FlyClear's customers are the most fanatic supporters any merchant could hope for, says Nichols: "When TSA delayed the national roll-out of the program last September, we decided to let customers speak for themselves, providing the publicly available address for the Registered Traveler program office. Over 15 percent of our [prospective] user base responded within 24 hours. They wrote to both TSA AND their congressmen/women. Our user base is very busy folks who don't usually bother to write these sorts of emails. The campaign helped dramatically accelerate the launch."
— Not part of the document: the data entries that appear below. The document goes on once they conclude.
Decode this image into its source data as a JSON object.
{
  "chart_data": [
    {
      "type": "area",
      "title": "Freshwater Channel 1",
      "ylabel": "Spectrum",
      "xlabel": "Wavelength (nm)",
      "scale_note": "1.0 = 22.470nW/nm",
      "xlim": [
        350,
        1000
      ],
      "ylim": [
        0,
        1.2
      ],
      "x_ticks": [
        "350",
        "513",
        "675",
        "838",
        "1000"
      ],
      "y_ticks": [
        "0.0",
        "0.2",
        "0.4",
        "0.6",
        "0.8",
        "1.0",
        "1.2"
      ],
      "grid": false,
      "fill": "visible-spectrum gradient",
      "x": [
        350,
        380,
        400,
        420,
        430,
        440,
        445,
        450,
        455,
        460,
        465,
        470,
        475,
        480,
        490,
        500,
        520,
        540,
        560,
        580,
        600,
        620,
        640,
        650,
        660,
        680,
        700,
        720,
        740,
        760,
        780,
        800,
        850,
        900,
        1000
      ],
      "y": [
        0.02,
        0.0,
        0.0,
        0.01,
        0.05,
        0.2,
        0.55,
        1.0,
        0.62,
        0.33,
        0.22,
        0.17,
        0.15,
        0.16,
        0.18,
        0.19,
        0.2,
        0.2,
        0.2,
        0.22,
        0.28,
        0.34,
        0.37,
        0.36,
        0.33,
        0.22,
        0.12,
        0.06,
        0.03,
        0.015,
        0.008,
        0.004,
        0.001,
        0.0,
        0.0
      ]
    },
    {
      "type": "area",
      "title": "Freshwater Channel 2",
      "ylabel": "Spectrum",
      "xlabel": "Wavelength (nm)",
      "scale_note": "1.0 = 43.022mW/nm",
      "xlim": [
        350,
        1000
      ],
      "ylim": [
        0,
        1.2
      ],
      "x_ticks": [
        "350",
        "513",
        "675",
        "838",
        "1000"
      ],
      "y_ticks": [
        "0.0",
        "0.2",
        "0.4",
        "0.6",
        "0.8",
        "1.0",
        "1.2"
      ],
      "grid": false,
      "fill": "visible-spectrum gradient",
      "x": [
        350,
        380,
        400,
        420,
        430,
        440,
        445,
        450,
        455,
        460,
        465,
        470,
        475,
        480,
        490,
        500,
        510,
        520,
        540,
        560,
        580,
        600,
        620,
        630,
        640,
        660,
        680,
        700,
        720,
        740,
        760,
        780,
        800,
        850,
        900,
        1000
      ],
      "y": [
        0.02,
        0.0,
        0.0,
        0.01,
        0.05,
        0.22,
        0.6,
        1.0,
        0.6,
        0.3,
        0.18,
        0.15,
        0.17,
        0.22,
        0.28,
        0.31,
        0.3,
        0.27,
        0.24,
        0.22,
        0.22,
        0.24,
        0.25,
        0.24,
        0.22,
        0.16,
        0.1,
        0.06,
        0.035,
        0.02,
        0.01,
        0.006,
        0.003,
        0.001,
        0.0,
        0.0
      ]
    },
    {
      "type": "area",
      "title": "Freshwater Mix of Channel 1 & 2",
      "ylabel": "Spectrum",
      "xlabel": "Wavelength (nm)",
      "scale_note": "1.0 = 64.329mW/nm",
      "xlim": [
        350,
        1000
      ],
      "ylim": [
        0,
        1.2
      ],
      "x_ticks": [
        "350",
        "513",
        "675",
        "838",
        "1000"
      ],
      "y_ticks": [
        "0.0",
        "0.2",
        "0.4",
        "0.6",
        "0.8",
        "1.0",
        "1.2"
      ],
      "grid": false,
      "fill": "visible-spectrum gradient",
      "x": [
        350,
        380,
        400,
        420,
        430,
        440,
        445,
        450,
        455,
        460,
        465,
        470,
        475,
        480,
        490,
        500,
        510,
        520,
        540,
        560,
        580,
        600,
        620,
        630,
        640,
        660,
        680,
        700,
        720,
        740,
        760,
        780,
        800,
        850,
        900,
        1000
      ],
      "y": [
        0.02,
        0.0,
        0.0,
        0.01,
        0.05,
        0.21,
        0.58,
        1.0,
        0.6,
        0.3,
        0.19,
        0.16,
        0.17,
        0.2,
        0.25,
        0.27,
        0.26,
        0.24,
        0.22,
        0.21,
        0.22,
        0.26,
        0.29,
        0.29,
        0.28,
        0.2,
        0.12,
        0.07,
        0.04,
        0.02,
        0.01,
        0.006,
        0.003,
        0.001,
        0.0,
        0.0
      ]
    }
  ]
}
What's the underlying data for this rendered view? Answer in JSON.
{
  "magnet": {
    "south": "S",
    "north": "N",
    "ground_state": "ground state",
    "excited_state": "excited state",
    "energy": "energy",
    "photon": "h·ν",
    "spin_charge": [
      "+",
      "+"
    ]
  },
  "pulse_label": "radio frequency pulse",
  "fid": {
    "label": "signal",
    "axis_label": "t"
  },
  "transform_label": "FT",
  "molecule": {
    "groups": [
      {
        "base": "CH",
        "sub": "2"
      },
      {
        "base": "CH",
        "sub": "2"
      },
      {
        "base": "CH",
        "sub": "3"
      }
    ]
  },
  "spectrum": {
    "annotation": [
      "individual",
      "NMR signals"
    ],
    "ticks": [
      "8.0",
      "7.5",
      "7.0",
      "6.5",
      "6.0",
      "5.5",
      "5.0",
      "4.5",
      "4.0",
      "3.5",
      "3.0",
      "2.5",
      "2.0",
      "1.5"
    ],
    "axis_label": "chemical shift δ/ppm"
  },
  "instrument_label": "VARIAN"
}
This echoes what Scott Cook says about Intuit, the accounting package: "People don't want to enrich their bookkeeping experience; they want to shorten it." Millions of users later, there's another such offering. (Now if they could only figure out something like that for the dentist's office.)

And in conclusion....

So now, safely in Aspen (I flew out on Thursday, beating a dayfull of canceled flights on Friday), where I'm running a seminar about the Internet as well as checking out the Flight School venues, I'm thinking about how the aviation market is changing. Whether leisure or functional travel, people are eager for something new and pleasant. They don't have much time, so they want to increase the pleasure/minimize the pain, and do it all more quickly.

It's not an insight that comes naturally to many of the people in space and aviation, who are too busy advertising price, engineering reliability and optimizing assets. But it's going to be key to their success long-term. Which is why we need a workshop about it. Air and space: It's about the customer experience.